Très futuriste il y a encore quelques années, le stockage sur ADN pourrait déboucher rapidement. « D'ici trois à huit ans, on devrait voir de premières applications pour des données patrimoniales auxquelles on n'a pas besoin d'accéder souvent mais qui doivent être conservées en sécurité. D'où l'intérêt de parler d'archivage de données plutôt que de stockage », insiste François Képes.

Le programme MoleculArXiv fait aussi une belle place à une approche alternative et encore plus récente, et cette fois-ci française puisque inventée par l'équipe de Jean-François Lutz à l'Institut Charles Sadron à l'université de Strasbourg : le stockage sur polymères synthétiques non-ADN. « Ce sera peut-être la technologie d'après l'ADN qui permettra des temps de conservation encore plus long. Imaginons que nous ayons besoin d'envoyer aux confins de l'univers une sonde porteuse d'informations sur notre civilisation. Elles pourraient être enregistrées sur des polymères synthétiques », prédit Jean-François Lutz.

En chiffres

120 zettaoctets, c'est la masse de données numériques créée par l'humanité qui double tous les deux à trois ans. Cela représente une quantité d'octets supérieure au nombre estimé de grains de sable sur la Terre ou au nombre d'étoiles dans l'univers observable.

5.000 Zo de données seront stockées sur Terre en 2040 si la croissance se poursuit à ce rythme.

400 heuresde vidéos supplémentaires (200 Go) sont stockées toutes les minutes.

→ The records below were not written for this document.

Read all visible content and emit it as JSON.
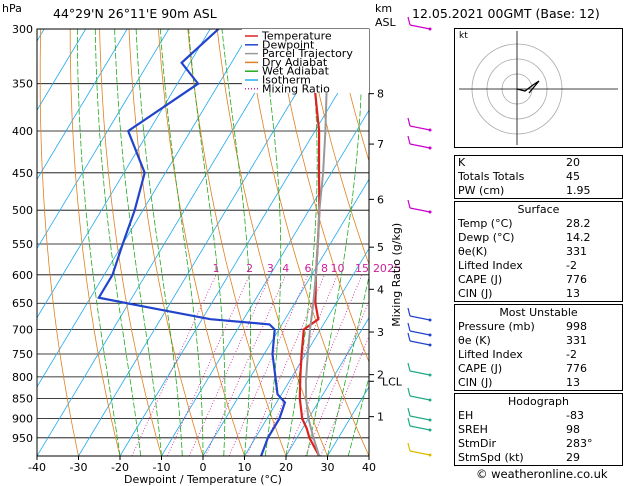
{
  "header": {
    "location": "44°29'N  26°11'E  90m  ASL",
    "datetime": "12.05.2021  00GMT  (Base: 12)",
    "pressure_unit": "hPa",
    "km_unit": "km",
    "asl_unit": "ASL"
  },
  "legend": {
    "items": [
      {
        "label": "Temperature",
        "color": "#dd2222",
        "style": "solid"
      },
      {
        "label": "Dewpoint",
        "color": "#2244cc",
        "style": "solid"
      },
      {
        "label": "Parcel Trajectory",
        "color": "#999999",
        "style": "solid"
      },
      {
        "label": "Dry Adiabat",
        "color": "#e08020",
        "style": "solid"
      },
      {
        "label": "Wet Adiabat",
        "color": "#22aa22",
        "style": "solid"
      },
      {
        "label": "Isotherm",
        "color": "#22aaee",
        "style": "solid"
      },
      {
        "label": "Mixing Ratio",
        "color": "#cc2299",
        "style": "dotted"
      }
    ]
  },
  "chart_data": {
    "type": "line",
    "xlabel": "Dewpoint / Temperature (°C)",
    "ylabel": "hPa",
    "y2label": "Mixing Ratio (g/kg)",
    "xlim": [
      -40,
      40
    ],
    "ylim": [
      1000,
      300
    ],
    "x_ticks": [
      -40,
      -30,
      -20,
      -10,
      0,
      10,
      20,
      30,
      40
    ],
    "pressure_ticks": [
      300,
      350,
      400,
      450,
      500,
      550,
      600,
      650,
      700,
      750,
      800,
      850,
      900,
      950
    ],
    "km_ticks": [
      {
        "label": "8",
        "p": 360
      },
      {
        "label": "7",
        "p": 415
      },
      {
        "label": "6",
        "p": 485
      },
      {
        "label": "5",
        "p": 555
      },
      {
        "label": "4",
        "p": 625
      },
      {
        "label": "3",
        "p": 705
      },
      {
        "label": "2",
        "p": 795
      },
      {
        "label": "1",
        "p": 895
      }
    ],
    "lcl_label": "LCL",
    "lcl_p": 810,
    "mixing_ratio_labels": [
      "1",
      "2",
      "3",
      "4",
      "6",
      "8",
      "10",
      "15",
      "20",
      "25"
    ],
    "series": [
      {
        "name": "Temperature",
        "color": "#dd2222",
        "points": [
          [
            1000,
            28
          ],
          [
            950,
            23
          ],
          [
            925,
            21
          ],
          [
            900,
            18.5
          ],
          [
            850,
            15
          ],
          [
            800,
            12
          ],
          [
            750,
            9
          ],
          [
            700,
            6
          ],
          [
            680,
            8
          ],
          [
            650,
            5
          ],
          [
            600,
            1
          ],
          [
            550,
            -3
          ],
          [
            500,
            -7.5
          ],
          [
            450,
            -13
          ],
          [
            400,
            -19
          ],
          [
            350,
            -27
          ],
          [
            320,
            -33
          ],
          [
            300,
            -37
          ]
        ]
      },
      {
        "name": "Dewpoint",
        "color": "#2244cc",
        "points": [
          [
            1000,
            14
          ],
          [
            950,
            13
          ],
          [
            900,
            13
          ],
          [
            860,
            12
          ],
          [
            840,
            9
          ],
          [
            800,
            6
          ],
          [
            750,
            2
          ],
          [
            700,
            -1
          ],
          [
            690,
            -3
          ],
          [
            680,
            -18
          ],
          [
            660,
            -33
          ],
          [
            640,
            -48
          ],
          [
            600,
            -48
          ],
          [
            550,
            -50
          ],
          [
            500,
            -52
          ],
          [
            450,
            -55
          ],
          [
            400,
            -65
          ],
          [
            350,
            -55
          ],
          [
            330,
            -62
          ],
          [
            300,
            -58
          ]
        ]
      },
      {
        "name": "Parcel Trajectory",
        "color": "#999999",
        "points": [
          [
            1000,
            28
          ],
          [
            950,
            24
          ],
          [
            900,
            20
          ],
          [
            850,
            16.5
          ],
          [
            810,
            14
          ],
          [
            750,
            10.5
          ],
          [
            700,
            7.5
          ],
          [
            650,
            4.5
          ],
          [
            600,
            1
          ],
          [
            550,
            -3
          ],
          [
            500,
            -7.5
          ],
          [
            450,
            -12
          ],
          [
            400,
            -17.5
          ],
          [
            350,
            -24
          ],
          [
            300,
            -31
          ]
        ]
      }
    ]
  },
  "indices": [
    {
      "name": "K",
      "value": "20"
    },
    {
      "name": "Totals Totals",
      "value": "45"
    },
    {
      "name": "PW (cm)",
      "value": "1.95"
    }
  ],
  "surface": {
    "title": "Surface",
    "rows": [
      {
        "name": "Temp (°C)",
        "value": "28.2"
      },
      {
        "name": "Dewp (°C)",
        "value": "14.2"
      },
      {
        "name": "θe(K)",
        "value": "331"
      },
      {
        "name": "Lifted Index",
        "value": "-2"
      },
      {
        "name": "CAPE (J)",
        "value": "776"
      },
      {
        "name": "CIN (J)",
        "value": "13"
      }
    ]
  },
  "most_unstable": {
    "title": "Most Unstable",
    "rows": [
      {
        "name": "Pressure (mb)",
        "value": "998"
      },
      {
        "name": "θe (K)",
        "value": "331"
      },
      {
        "name": "Lifted Index",
        "value": "-2"
      },
      {
        "name": "CAPE (J)",
        "value": "776"
      },
      {
        "name": "CIN (J)",
        "value": "13"
      }
    ]
  },
  "hodograph": {
    "title": "Hodograph",
    "unit_label": "kt",
    "rows": [
      {
        "name": "EH",
        "value": "-83"
      },
      {
        "name": "SREH",
        "value": "98"
      },
      {
        "name": "StmDir",
        "value": "283°"
      },
      {
        "name": "StmSpd (kt)",
        "value": "29"
      }
    ]
  },
  "credit": "© weatheronline.co.uk",
  "colors": {
    "temperature": "#dd2222",
    "dewpoint": "#2244cc",
    "parcel": "#999999",
    "dry_adiabat": "#e08020",
    "wet_adiabat": "#22aa22",
    "isotherm": "#22aaee",
    "mixing_ratio": "#cc2299"
  }
}
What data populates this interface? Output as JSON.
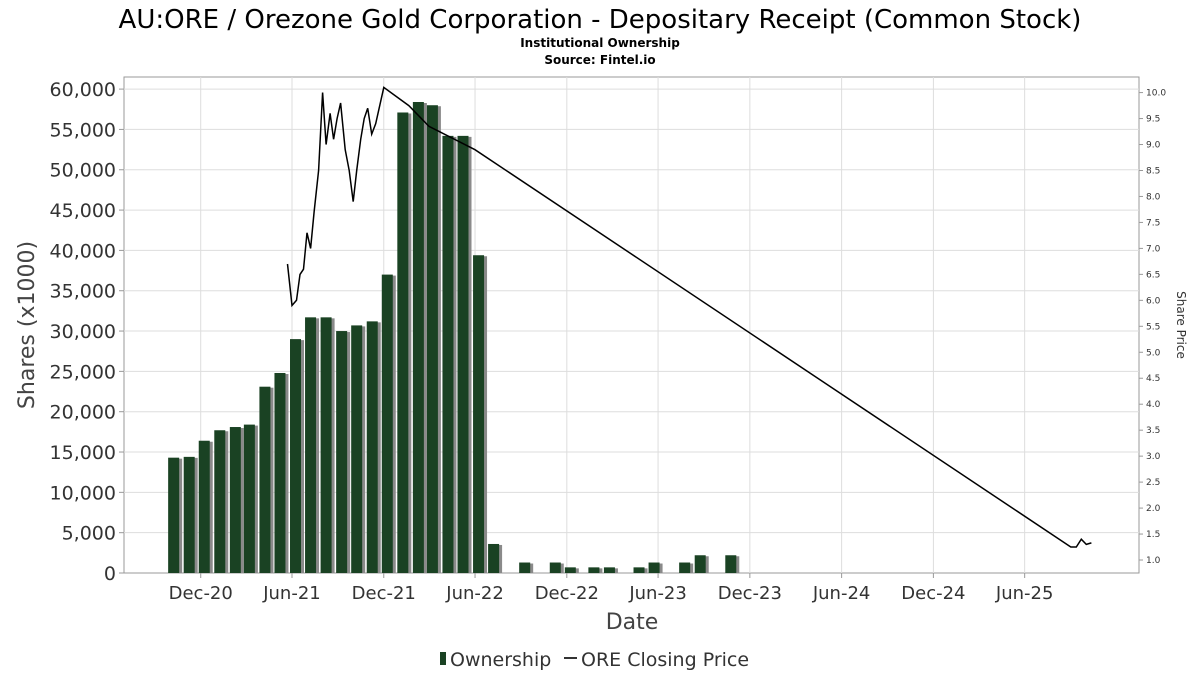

De 1 % à 2 % de l'électricité mondiale serait consommée par les data centers, qui hébergent 40 % des données de l'humanité et dont le coût de construction et d'exploitation est de l'ordre de mille milliards d'euros (source Académie des technologies).

Les millions d'heures de la télé archivées

24 millions d'heures de documents télé et radio. C'est le trésor de l'Institut national de l'audiovisuel, essentiellement conservé sous forme de films vidéo. Il devrait s'enrichir de 15 millions d'heures dans la décennie à venir, notamment à cause de l'archivage du Web. Ce patrimoine est aujourd'hui sauvegardé sur des bandes magnétiques stockées dans des automates. Une technologie utilisée dans tous les data centers, qui permet à l'INA d'accéder à ses archives audiovisuelles en moins de 3 minutes. Les bandes magnétiques servant aussi de copie de sécurité. « Notre objectif est que ce patrimoine puisse un jour être dupliqué sur ADN comme dans un coffre-fort. C'est tout l'enjeu de notre participation à MoleculArXiv afin de voir quels seront les progrès réalisés en matière de stockage sur ADN et notamment sur la vitesse d'écriture. Cela ne remet pas en cause notre stockage sur bande qui permet, lui, un accès de qualité dans un délai court », résume Alann Hery, responsable du département des technologies à l'INA.